The government’s quandary has emerged as a former supreme court judge said the proposals to send people seeking asylum to the east African country with no possibility of a return to the UK were “probably dead”.
The prime minister is under intense pressure from the Conservative right to get the scheme working as part of his pledge to “stop the boats” amid the Channel refugee crisis. Right-leaning MPs are demanding that a flight takes off for Kigali before the next general election, which is expected to take place before the end of 2024.
It follows a ruling by the UK’s highest court on Wednesday that Sunak’s flagship policy is unlawful because of the possibility of “refoulement” – that refugees are at risk of being sent back to their country of origin by the Rwandan government.
Refoulement is prohibited by international laws, including the European convention on human rights (ECHR), the UN refugee convention and the UN convention against torture, which have been given effect in domestic law by the Human Rights Act.
Discussions about blocking the Human Rights Act had taken place in Downing Street since the ruling, sources said.
Hours after the court ruling, Sunak said he would upgrade the agreement with the Rwandan government to a treaty and launch an emergency bill within weeks to prevent court challenges. Ministers are looking at requiring MPs to sit on Fridays and reordering the parliamentary timetable to accelerate a new bill.
Party sources said they were aware that dozens of Tory MPs could vote with Labour to block any such change. Any block on human rights laws could also face objections in the House of Lords because of mounting concern it would breach the UK’s international law obligations under the ECHR.
The hard-right New Conservatives grouping demanded that Sunak’s new legislation “must disapply the Human Rights Act”, while the former home secretary Suella Braverman, who was sacked by Sunak last week, said the new bill must exclude all avenues of legal challenge.
When approached by the Guardian, No 10 declined to comment.
The former supreme court judge Lord Sumption said of the Rwanda plan: “I think the current Rwanda scheme is probably dead, but we obviously have to suspend judgment until we see what this legislation or this new treaty looks like.” He also suggested judges in Strasbourg would come to a similar view of the scheme’s legality as UK supreme court justices.

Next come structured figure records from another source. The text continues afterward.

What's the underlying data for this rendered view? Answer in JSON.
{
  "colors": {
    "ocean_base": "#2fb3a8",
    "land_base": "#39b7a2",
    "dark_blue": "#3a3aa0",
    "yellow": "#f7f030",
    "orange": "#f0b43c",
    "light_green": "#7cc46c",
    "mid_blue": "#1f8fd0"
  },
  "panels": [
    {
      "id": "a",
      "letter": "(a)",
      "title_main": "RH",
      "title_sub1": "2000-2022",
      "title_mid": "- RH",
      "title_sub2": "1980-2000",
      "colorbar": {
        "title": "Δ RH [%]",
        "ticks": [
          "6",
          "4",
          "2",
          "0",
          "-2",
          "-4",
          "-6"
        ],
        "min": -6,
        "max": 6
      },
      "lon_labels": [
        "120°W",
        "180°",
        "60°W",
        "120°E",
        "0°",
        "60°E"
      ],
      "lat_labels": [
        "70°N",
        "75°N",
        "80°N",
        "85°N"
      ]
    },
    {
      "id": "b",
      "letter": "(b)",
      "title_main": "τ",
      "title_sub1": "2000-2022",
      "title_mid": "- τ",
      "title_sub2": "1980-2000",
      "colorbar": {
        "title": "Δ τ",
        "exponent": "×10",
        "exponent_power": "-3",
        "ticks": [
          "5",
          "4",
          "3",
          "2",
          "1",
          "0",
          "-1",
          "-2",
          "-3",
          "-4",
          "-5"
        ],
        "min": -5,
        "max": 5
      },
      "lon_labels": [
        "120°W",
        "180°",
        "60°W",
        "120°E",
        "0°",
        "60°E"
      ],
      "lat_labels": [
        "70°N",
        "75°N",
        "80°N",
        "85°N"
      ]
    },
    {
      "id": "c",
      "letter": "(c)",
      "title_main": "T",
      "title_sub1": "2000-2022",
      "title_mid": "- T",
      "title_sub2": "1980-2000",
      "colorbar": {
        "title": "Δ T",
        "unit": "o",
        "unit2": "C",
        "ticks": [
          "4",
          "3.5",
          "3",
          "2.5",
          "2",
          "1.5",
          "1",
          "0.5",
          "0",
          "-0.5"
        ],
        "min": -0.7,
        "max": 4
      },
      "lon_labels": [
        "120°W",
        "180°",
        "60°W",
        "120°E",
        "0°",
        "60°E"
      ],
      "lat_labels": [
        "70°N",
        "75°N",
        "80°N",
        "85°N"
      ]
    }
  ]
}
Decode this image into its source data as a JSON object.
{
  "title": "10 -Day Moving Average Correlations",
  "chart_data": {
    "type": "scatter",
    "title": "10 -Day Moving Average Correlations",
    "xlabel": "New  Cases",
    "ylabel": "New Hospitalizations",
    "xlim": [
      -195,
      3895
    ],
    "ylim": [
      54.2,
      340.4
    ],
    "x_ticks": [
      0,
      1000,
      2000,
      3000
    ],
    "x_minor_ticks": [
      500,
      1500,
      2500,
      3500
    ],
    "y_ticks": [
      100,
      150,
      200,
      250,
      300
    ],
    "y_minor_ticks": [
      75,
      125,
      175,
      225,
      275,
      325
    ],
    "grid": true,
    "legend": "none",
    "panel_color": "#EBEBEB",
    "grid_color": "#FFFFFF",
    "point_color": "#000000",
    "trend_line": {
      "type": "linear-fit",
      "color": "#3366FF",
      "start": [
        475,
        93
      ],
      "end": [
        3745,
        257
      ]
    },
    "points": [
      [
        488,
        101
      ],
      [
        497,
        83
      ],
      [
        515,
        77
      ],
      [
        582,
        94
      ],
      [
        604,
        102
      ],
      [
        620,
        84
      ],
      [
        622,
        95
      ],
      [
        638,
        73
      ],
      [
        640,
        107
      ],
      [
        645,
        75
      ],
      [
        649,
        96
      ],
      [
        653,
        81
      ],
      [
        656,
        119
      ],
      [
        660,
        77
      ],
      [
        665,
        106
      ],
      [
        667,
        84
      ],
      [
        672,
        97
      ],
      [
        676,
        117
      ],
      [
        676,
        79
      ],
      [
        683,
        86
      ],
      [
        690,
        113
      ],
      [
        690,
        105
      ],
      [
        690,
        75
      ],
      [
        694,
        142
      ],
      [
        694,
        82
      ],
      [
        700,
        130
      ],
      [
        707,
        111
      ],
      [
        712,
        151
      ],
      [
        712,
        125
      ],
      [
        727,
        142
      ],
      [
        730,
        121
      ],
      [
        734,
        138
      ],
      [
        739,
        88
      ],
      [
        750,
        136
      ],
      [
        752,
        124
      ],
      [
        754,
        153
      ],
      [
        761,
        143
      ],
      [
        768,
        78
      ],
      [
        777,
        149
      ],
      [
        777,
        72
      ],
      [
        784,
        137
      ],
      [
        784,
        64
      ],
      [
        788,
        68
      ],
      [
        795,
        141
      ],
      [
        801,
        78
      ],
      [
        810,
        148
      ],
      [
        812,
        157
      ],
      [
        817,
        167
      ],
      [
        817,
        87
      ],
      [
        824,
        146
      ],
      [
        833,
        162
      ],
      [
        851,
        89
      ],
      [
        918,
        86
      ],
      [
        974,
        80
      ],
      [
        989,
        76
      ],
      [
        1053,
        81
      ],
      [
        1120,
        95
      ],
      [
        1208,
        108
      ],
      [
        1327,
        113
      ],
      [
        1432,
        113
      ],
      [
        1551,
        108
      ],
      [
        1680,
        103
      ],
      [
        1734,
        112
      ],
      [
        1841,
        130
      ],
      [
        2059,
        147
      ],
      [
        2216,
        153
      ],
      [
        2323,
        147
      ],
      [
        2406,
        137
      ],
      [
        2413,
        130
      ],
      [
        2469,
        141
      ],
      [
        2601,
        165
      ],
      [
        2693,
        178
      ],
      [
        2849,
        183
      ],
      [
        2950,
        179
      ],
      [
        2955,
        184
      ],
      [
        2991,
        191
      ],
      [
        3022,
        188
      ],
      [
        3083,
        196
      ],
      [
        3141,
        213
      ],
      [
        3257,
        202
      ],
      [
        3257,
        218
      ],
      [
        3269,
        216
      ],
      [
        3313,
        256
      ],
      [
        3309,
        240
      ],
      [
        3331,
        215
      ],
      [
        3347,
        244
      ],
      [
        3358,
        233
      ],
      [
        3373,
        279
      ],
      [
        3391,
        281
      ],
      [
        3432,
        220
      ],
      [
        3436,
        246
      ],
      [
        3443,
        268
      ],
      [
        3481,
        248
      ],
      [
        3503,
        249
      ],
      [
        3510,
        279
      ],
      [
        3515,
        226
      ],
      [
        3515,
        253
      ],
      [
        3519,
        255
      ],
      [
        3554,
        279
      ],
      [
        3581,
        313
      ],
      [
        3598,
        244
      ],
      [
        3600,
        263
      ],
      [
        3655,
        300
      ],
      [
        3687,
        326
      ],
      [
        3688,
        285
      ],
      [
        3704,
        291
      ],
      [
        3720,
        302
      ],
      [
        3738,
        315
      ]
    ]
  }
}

He told Sky News: “The government have made clear … that they don’t intend to do that [withdraw from the ECHR]. Although the government may well ignore interim orders from Strasbourg, they presumably intend to comply with final orders from Strasbourg. It [the Strasbourg court] will investigate safety for itself and probably arrive at a conclusion very similar to that of the supreme court.”
He said he was “sceptical” of reported plans to send British civil servants to work in the east African country, adding: “The main problem [with the] scheme is that it outsources to Rwanda the decision about whether people have refugee status.”
Speaking on Sunday, Jeremy Hunt, the chancellor, defended the government’s plans for emergency legislation and added that the government did not want to leave the ECHR despite calls from the right of the Conservative party.
“I think we will see that, because I do think, when you interview me next year, we will be having a discussion about how we have succeeded in this plan, and I will be saying: look, it wasn’t easy, we kept at it, but that is what we promise to do,” he told the BBC’s Laura Kuenssberg.
Ministers are under pressure to process the asylum claims of tens of thousands of people who arrived in the UK after the illegal migration act was passed in July.
Immigration experts said ministers could be in breach of the UN refugee convention because asylum seekers were being held – in some cases in detention centres – indefinitely. They have no prospect of being removed to a third safe country or being granted access to the asylum system in the UK under the act.
Enver Solomon, the chief executive of the Refugee Council, said: “The Illegal Migration Act is unfair, unworkable, and expensive. It’s causing huge distress and anxiety for those we support with rising levels of acute mental health problems for already traumatised men, women and children. There are serious questions about the legality of leaving people in this situation indefinitely and the government should swiftly take action by allowing them all to be given a fair hearing in the asylum system and treated with compassion and dignity.”